특정 문자를 찾거나 찾은 문자를 다른 문자로 대체해주는 등 문자열 조작방법 중 하나

1. 메타문자

` $()*+.?[\^{

기능을 갖은 문자이다.
이 문자를 찾고 싶으면 백슬래시()를 붙여주자 아니면 대괄호 안에 넣어도 된다.

2. import

import re

3. re의 함수

re.match

문자열의 “처음”부터 시작하여 패턴을 찾는다.

s = 'hellow'
print(re.match('h', s)) # <re.Match object; span=(0, 1), match='h'>
print(re.match('e', s)) # None

h가 처음부터 있으므로 span=(0,1)을 통해 h의 위치인 0부터 1이전(즉,0)을 확인할수 있다.
e는 hellow안에 있지만 처음부터 없으므로 X

re.search

특정패턴문자가 문자열안에 있는지

print(re.search('h', s)) # <re.Match object; span=(0, 1), match='h'>
print(re.search('e', s)) # <re.Match object; span=(1, 2), match='e'>

re.findall

패턴과 일치하는 모든 부분을 찾아낸다.

print(re.findall('h', s)) # ['h']
print(re.findall('l', s)) # ['l', 'l']
print(re.findall('z', s)) # []
_s = 'hhhh'
print(re.findall('hhh', _s)) # ['hhh']
# 'hhhh' 에서 index0~2인 hhh와 index1~3인 hhh가 있지만 overlapping을 하지않는다.

re.finditer

findall과 비슷하지만 Iterator형식으로 패턴 찾은 것을 보여준다.

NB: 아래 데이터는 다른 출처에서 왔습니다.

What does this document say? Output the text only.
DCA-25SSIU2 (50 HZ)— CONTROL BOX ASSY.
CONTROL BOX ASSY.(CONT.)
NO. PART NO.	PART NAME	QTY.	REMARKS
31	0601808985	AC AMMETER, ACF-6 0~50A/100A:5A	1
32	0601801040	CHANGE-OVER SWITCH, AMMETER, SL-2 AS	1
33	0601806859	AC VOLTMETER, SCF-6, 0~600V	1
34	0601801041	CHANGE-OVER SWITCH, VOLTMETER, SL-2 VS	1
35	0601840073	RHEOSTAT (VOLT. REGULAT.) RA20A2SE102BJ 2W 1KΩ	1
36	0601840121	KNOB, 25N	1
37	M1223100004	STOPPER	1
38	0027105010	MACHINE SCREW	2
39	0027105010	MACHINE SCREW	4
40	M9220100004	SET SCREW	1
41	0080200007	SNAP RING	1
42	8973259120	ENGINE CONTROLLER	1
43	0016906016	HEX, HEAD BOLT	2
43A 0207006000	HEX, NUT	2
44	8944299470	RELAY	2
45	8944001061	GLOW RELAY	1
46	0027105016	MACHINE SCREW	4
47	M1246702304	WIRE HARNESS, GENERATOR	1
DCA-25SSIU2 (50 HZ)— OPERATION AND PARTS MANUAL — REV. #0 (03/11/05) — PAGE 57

finditer_obj = re.finditer('h', s)
for obj in finditer_obj:
print(obj)
# <re.Match object; span=(0, 1), match='h'>

finditer_obj = re.finditer('hhh', _s)
for obj in finditer_obj:
    print(obj)
# <re.Match object; span=(0, 3), match='hhh'>

finditer_obj = re.finditer('l', s)
for obj in finditer_obj:
    print(obj)
# <re.Match object; span=(2, 3), match='l'>
# <re.Match object; span=(3, 4), match='l'>

re.fullmatch

완벽하게 같은 문자열패턴을 찾아준다.

print(re.fullmatch('h', s)) # None
print(re.fullmatch('hell', s)) # None
print(re.fullmatch('hellow', s)) # <re.Match object; span=(0, 6), match='hellow'>

match_object의 method

group(), start(), end(), span()

match_Object = re.search('l', s)
print(match_Object) # <re.Match object; span=(2, 3), match='l'>
print(match_Object.group()) # l 일치한 문자열패턴 반환
print(match_Object.start()) # 2 일치한 문자열 시작위치
print(match_Object.end()) # 3 일치한 문자열 끝 위치
print(match_Object.span()) # (2, 3) 일치한 문자열의 시작,끝 튜플로 반환

4.정규식 자료

대괄호

[abcd] == [ a or b or c or d ]
a나 b나 c나 d 중 하나라도 들어가있는지

print(re.search('[zh]', s)) # <re.Match object; span=(0, 1), match='h'>
# z나 h가 들어가면 출력  -> h가 들어갔으므로 출력
print(re.search('he[zl]', s)) # <re.Match object; span=(0, 3), match='hel'>
#hez 나 hel 일 경우 출력

-

-는 메타문자가 아니지만 대괄호 안에 있을 경우 메타문자로 기능이 추가된다.
ex) [0-9] 0부터 9까지 사이 숫자가 있으면 출력
[A-z]는 모든 알파벳이 아니다. 아스키코드로 따지면 대문자와 소문자 사이에 특수문자가 있다.
그러므로 [A-Za-z]로 사용해야한다. [A-Z,a-z]가 아닌 이유는 [abcd]를 생각하면 된다.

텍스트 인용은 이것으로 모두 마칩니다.